01/05/2023 Réglementation
Réglementation Élève conducteur contrôlé positif  aux stupéfiants : qui est responsable ?

Face à l’augmentation constante de la consommation de stupéfiants chez les 15 / 25 ans, les autorités ont renforcé les contrôles préventifs à l’égard des élèves conducteurs en leçon de conduire. En cas de test qui se révèle positif, qui est responsable et comment prévenir ce risque ?

La sécurité routière est une priorité constante pour les auto-écoles qui sont astreintes à une obligation de résultat tant à l’égard des élèves que des autres usagers de la route. Ce devoir de sécurité peut être mis en péril lorsque l’élève conducteur est sous l’emprise de stupéfiants ; ses réflexes et sa vigilance sur la route étant alors amoindris. Le problème est qu’il est difficile de déceler à l’avance si l’élève a consommé des stupéfiants. Les signes extérieurs (yeux rouges, état somnolent, équilibre instable, etc.) ne sont pas toujours apparents. En cas de test positif lors d’un contrôle routier, qui est responsable ? L’élève ou l’auto-école ? Et comment prévenir ce risque ?

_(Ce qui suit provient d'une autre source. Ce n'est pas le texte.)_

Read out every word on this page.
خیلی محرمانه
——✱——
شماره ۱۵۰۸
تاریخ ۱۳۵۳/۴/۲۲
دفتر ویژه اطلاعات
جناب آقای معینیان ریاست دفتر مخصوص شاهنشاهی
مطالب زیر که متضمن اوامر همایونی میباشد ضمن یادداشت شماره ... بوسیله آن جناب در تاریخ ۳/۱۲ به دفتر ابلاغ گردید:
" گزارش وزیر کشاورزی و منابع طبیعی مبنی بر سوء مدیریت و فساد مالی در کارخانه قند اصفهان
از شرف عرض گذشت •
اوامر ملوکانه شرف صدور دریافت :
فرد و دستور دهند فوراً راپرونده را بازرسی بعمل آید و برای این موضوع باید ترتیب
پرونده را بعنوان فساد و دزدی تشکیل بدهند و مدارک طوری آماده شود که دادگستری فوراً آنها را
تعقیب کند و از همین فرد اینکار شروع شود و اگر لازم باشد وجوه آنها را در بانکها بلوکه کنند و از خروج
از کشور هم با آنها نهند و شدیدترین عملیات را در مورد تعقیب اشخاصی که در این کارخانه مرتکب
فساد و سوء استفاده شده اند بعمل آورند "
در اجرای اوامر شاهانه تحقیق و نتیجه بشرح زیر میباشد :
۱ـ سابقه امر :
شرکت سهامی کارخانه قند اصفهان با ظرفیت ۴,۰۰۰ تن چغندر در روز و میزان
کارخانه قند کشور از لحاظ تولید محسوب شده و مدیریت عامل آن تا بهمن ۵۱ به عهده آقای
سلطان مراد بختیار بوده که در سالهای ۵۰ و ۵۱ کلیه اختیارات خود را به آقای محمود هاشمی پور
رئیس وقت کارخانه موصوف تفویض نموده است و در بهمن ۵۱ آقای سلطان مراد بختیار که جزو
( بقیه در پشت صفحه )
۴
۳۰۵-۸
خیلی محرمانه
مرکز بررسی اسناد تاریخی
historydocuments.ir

La conduite sous stupéfiants : une infraction grave
Pour rappel, la conduite sous stupéfiants constitue un délit puni de deux ans d’emprisonnement et de 4 500 euros d’amende. En cas de facteur aggravant (cumul drogue et alcool), la peine d’emprisonnement peut aller jusqu’à 3 ans et 9 000 euros d’amende, voire 7 ans en cas d’accident corporel et 10 ans si l’accident est mortel. Au titre des peines complémentaires, l’élève conducteur peut également se voir interdire de passer le permis pour une durée allant d’un mois à 5 ans. Par ailleurs, et contrairement à l’alcoolémie, il n’existe aucun seuil de tolérance : la présence de drogue dans l’organisme, même en petite quantité, suffit à caractériser le délit. Enfin, il est à noter qu’en cas d’usage régulier, les stupéfiants peuvent être détectés dans la salive jusqu’à 8 jours après leur consommation.

Des conséquences tant pour l’élève que pour l’auto-école
Sur le plan pénal, en cas de test positif, l’amende et les autres peines ne sont infligées qu’à l’élève. En effet, la responsabilité de l’auto-école ne peut pas être engagée car nul n’est responsable pénalement que de son propre fait (art. 121-1 du Code pénal). En revanche, sur le plan civil, c’est-à-dire en cas d’accident, l’école de conduite engage seule sa responsabilité car l’élève, bien qu’il soit le conducteur, est considéré comme un tiers selon le Code des assurances (art. L. 211-1). Ainsi, l’élève sous l’emprise de stupéfiants qui cause un accident ne pourra pas être tenu responsable. Mais en plus, s’il est lui-même blessé, l’assurance de l’auto-école devra alors l’indemniser.

Les moyens de prévention de cette infraction
Les risques étant donc sérieux, l’auto-école doit s’intéresser de plus près à cette question et mettre en œuvre des moyens de prévention. Ainsi, il est conseillé de sensibiliser et d’informer les élèves par voie d’affichages dans les locaux sur les risques encourus en cas de contrôle positif. Par ailleurs, en cas de comportement suspect, l’enseignant de la conduite est légitime à refuser l’accès au cours ou à l’interrompre pour sauvegarder la sécurité de l’élève et des autres usagers de la route. Pour éviter un conflit à ce sujet avec l’élève, il est conseillé d’établir ou d’adapter, si besoin, le règlement intérieur de l’auto-école. Ce document pourrait ainsi prévoir qu’en cas de suspicion d’usage de stupéfiants, l’enseignant ou le responsable de l’auto-école a la possibilité de soumettre l’élève, avec son accord, à un test salivaire. Ce test dit « test 5 drogues » est en vente libre en pharmacie et les résultats sont connus en quelques minutes. Si le test s’avère positif ou si l’élève le refuse, l’auto-école pourra alors annuler le cours et le facturer. Cependant, pour rendre opposable cette pratique à l’élève, elle prendra la précaution de lui remettre un exemplaire du règlement intérieur et de préciser dans le contrat élève qu’est annexé ce document. Ces solutions, même si elles n’annulent pas totalement le risque de contrôle positif, ont le mérite de le réduire et d’éviter d’engager la responsabilité de l’auto-école qui aura alors fait preuve de bonne foi dans ses démarches de prévention de cette infraction. Rappelons enfin que selon l’Observatoire national interministériel de la sécurité routière (ONISR), plus de 700 personnes auraient perdu la vie à la suite d’accidents impliquant la prise de stupéfiants. Cela donne à réfléchir.